Yeah, I know, I just got through making the case that the IT Guy is NOT dead but he really is dead and here’s what I mean: The STEREOTYPICAL IT Guy is dead! Specifically…
- …the IT Guy who thinks that he can simply fix broken computers, servers and networking equipment while treating his customers with condescension or even outright hostility is DEAD.
- …the IT Guy who thinks that he can handle all aspects of technology on his own (either because of hubris or ignorance…take your pick) is DEAD.
- …the IT Guy who thinks that his job security lies in the fact that his executive/managerial “overlords” don’t have administrative access to the systems that he controls and/or don’t have a clear understanding of what he actually does is DEAD.
Yeah, THAT IT Guy really is DEAD and good riddance to him because he was a pain in our collective rear ends!

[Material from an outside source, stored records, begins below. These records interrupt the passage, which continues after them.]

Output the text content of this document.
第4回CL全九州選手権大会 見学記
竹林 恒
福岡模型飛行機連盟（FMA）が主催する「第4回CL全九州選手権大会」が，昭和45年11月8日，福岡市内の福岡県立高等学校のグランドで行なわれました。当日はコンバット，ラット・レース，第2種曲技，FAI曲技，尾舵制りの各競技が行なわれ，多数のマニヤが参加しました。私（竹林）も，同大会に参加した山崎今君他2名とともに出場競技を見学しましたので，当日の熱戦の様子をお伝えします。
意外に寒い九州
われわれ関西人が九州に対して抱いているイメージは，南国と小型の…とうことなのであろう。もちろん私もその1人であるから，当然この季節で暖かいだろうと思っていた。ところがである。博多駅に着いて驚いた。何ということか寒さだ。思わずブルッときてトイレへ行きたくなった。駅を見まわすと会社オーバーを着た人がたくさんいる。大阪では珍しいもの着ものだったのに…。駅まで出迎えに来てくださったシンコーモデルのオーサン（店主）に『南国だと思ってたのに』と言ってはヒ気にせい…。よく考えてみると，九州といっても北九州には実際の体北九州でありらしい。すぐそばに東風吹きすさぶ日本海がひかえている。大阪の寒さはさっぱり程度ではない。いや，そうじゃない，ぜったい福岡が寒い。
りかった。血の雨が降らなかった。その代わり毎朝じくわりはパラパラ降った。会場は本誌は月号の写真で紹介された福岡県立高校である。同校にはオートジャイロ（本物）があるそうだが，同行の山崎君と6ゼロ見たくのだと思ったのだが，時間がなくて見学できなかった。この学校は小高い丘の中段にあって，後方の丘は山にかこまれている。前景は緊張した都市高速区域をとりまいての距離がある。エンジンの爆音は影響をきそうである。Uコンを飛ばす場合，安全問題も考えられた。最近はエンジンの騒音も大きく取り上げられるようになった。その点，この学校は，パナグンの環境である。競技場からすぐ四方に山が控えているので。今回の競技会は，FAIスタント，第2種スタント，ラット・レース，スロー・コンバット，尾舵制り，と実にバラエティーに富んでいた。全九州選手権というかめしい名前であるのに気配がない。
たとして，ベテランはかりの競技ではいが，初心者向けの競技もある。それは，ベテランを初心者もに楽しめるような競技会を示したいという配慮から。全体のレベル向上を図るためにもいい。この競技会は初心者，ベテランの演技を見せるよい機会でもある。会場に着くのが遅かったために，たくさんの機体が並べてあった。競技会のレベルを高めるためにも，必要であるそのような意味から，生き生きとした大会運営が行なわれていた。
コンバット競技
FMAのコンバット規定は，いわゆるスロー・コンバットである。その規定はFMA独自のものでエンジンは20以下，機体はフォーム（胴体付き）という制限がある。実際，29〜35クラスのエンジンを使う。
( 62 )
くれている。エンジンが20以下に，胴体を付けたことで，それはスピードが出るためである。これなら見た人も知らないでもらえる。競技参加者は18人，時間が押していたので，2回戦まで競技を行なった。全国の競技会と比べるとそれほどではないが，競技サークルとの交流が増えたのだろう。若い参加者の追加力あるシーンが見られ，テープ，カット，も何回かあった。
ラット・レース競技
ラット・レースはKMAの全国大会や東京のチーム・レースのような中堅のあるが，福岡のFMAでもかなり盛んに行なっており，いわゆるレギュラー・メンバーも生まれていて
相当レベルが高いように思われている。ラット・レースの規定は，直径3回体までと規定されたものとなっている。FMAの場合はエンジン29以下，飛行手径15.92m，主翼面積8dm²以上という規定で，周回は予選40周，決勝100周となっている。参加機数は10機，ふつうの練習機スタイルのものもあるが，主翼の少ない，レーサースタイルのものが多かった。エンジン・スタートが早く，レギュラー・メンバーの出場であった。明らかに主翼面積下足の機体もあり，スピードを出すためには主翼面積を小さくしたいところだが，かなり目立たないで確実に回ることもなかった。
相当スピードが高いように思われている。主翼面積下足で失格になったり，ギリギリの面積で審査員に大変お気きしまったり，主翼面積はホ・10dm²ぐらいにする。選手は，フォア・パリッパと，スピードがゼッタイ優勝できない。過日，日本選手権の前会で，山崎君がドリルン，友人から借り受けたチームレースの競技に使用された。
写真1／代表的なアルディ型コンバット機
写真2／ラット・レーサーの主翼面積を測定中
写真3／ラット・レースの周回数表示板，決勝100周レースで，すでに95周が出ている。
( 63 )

IT people these days understand not only “customer service” but also understand concepts like “user experience,” “trusted advisor” and even “Return On Investment” (capital or otherwise)! IT people these days do NOT see IT as a commoditized service but rather as an area of service professional growth…not as a race to the bottom in price but rather as a race to the top in value!
Bottom line: The “IT Guy” is on the escalator going down (gnashing his teeth and cursing the whole way, I’m sure) while the IT person is on the express elevator going up (while enjoying her double espresso latte)!